The group allegedly arrived in a convoy of 16 buses and more than six cars.

Earlier on, the group had reportedly visited Mozambique, exhumed the remains of their colleagues and took stones from the graves and dumped them at the Njelele Shrine.

“What was done by these people is very bad. We also have relatives who died in places such as Zambia. We have never gone to exhume and take their remains to Njelele. We have never seen such a thing before,” said a villager who declined to be named.

“We are sad that people can come here and dump human remains at the shrine.

“This is why we are now experiencing erratic rainfall in the area. These people were cursing us,” said another villager.

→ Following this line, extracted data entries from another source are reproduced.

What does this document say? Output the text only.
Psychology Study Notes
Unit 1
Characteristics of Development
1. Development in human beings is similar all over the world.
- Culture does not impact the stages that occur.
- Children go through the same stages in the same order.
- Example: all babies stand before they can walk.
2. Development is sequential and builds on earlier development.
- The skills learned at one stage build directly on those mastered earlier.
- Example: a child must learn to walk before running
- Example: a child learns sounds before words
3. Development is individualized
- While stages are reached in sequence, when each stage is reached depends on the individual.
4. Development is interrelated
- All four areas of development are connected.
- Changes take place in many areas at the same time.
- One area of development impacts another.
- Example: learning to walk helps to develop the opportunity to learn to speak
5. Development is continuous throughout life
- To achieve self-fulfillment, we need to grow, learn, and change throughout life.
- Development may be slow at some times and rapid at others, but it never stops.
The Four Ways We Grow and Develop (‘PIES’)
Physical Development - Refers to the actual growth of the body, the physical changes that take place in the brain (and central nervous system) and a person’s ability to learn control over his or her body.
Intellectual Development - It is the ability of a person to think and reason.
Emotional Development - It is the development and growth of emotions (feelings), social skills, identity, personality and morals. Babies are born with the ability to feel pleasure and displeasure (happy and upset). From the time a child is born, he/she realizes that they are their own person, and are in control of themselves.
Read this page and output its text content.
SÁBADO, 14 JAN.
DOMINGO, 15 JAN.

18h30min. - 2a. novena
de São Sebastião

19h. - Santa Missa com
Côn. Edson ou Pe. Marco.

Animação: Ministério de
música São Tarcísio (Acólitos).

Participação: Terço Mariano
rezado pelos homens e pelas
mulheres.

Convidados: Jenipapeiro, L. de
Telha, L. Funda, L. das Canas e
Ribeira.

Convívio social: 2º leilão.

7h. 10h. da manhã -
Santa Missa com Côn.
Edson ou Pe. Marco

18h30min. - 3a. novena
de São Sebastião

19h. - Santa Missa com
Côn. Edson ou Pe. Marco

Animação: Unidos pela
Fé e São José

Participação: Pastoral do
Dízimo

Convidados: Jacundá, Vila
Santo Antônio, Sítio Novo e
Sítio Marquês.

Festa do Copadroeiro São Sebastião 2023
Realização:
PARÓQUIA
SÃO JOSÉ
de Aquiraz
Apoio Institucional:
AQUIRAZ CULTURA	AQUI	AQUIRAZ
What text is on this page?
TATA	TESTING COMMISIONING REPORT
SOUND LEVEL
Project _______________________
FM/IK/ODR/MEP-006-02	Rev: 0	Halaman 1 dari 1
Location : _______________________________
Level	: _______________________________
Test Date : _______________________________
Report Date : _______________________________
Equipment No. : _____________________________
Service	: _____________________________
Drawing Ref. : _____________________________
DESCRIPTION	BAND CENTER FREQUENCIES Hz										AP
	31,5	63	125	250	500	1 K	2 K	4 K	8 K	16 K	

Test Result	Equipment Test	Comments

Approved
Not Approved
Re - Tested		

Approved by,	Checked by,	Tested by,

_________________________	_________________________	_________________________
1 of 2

Last year, a group of about 500 suspected ex-Zanla fighters allegedly invaded the shrine, but national war veterans’ leaders Jabulani Sibanda and Joseph Chinotimba denied claims the war veterans were involved.

Last month, another group of 50 suspected ex-Zanla combatants stormed Matobo Hills and allegedly threatened to exhume the remains of Cecil John Rhodes, claiming their continued presence was an insult to the country’s political independence.

The group, according to sources, was allegedly being led by former Zanu PF Bulawayo provincial executive member Monica Mguni-Sikhosana.

But ex-Zanla combatants in Harare denied involvement of their members, and threatened to close down NewsDay if the newspaper did not disclose its informants.

Harare provincial chairman of the Zimbabwe National Liberation War Veterans’ Association Charles Mpofu had threatened to close the paper in five days if it did not disclose its sources.